By the way good-ish full format sharpness is possible but I need f.512 to do it. That's pinhole territory.

Ed K.
28-Apr-2007, 18:53
I'll have to try that special stereo lens with the nose and mustache - when I get a chance. I see that there are fairly good priced +1 diopters in the 280mm diameter or so. The dreamy quality of the diopter alone is pretty cool, and perhaps part of it is indeed the silver, thick "iris" created by a Sinar lensboard. One person wrote a suggestion to me but then didn't have their email enabled for me to thank them - so thanks to that person for suggestions!

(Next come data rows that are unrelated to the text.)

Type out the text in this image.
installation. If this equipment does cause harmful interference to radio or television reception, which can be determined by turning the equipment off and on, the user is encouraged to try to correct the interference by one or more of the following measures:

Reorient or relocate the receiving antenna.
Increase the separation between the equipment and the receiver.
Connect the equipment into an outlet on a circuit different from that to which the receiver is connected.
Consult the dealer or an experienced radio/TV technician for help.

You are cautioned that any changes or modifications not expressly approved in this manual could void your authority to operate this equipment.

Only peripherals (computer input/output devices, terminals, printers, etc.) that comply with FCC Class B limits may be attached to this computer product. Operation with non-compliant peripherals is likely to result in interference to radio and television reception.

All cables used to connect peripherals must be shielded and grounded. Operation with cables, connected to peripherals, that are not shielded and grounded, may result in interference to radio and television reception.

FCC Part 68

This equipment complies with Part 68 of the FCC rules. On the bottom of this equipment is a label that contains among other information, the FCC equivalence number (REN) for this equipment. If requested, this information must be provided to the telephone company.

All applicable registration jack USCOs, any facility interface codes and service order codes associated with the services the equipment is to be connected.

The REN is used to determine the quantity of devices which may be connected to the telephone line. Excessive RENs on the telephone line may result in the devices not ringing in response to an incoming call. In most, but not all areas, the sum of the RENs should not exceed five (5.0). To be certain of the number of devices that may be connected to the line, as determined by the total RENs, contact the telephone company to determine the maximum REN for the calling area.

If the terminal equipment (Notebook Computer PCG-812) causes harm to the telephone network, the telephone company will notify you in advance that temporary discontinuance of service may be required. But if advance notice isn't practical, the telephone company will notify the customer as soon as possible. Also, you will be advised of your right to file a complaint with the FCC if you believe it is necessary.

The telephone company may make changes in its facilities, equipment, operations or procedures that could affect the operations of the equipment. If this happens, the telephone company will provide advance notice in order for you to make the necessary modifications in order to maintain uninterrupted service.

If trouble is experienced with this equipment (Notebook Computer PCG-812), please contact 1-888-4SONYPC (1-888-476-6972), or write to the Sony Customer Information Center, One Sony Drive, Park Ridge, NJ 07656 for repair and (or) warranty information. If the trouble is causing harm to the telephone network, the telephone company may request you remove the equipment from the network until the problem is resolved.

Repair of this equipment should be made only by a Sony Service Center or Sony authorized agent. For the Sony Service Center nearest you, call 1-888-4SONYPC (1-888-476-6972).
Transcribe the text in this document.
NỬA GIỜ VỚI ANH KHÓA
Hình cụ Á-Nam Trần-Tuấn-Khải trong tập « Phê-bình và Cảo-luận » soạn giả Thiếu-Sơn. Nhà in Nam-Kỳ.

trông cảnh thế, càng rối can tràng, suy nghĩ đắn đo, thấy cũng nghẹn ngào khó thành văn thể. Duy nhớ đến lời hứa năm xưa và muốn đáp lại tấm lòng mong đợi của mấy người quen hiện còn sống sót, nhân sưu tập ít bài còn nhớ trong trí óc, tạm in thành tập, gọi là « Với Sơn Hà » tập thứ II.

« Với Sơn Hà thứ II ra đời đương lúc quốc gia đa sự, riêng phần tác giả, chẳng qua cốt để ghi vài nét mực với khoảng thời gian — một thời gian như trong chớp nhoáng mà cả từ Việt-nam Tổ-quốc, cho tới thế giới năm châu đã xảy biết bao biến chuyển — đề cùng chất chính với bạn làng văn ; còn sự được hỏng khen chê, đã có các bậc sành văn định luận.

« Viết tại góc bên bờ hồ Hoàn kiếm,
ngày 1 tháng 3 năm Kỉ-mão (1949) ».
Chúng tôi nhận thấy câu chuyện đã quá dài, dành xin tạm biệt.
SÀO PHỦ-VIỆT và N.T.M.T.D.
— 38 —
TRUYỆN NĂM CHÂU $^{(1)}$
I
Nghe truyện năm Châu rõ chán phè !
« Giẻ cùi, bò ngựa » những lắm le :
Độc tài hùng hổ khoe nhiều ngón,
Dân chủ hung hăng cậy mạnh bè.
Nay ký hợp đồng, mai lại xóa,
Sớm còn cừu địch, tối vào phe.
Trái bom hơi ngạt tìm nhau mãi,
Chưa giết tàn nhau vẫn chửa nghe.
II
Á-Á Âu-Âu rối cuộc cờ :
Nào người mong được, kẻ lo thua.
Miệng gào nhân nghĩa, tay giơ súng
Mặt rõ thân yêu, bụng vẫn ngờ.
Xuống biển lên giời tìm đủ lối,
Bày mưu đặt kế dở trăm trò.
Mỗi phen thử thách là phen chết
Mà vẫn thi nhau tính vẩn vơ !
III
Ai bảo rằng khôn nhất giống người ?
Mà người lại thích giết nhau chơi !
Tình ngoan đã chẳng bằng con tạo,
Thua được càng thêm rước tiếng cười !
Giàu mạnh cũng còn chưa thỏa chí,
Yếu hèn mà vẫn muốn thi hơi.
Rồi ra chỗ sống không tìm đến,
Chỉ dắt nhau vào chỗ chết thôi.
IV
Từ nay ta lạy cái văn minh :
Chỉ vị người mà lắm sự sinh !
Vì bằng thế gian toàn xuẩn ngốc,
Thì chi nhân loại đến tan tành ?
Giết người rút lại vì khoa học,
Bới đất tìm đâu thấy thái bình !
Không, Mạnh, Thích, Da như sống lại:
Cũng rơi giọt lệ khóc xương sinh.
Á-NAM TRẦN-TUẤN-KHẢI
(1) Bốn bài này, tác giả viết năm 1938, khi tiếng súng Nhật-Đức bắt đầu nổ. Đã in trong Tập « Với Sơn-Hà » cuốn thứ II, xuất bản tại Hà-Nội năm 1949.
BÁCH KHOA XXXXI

At this point, I stumbled upon a 24" f6 Bausch and Lomb that is not tea colored. It's in pretty nice shape overall. The working shutter assembly was really huge, but nearly perfect with only 2,500 actuations (must overhaul at 250,000!). I've decided to simply make a nice barrel for it with a slot for waterhouse stops and then play with that. The 600mm focal length should work about right, especially if I build an extension box to it. I might even just make a wooden box, put a shutter such as a Packard in it, plus a place to put stops, and then make it so that it is basically a Deardorff extension with lens, shutter and the works. Hmm, a built-in shade too. To mess up the image, I could adjust the spacing between the elements. Sure wish I had a machine shop..

And finally, maybe somebody will donate a really nice long portrait lens to me:) (just kidding).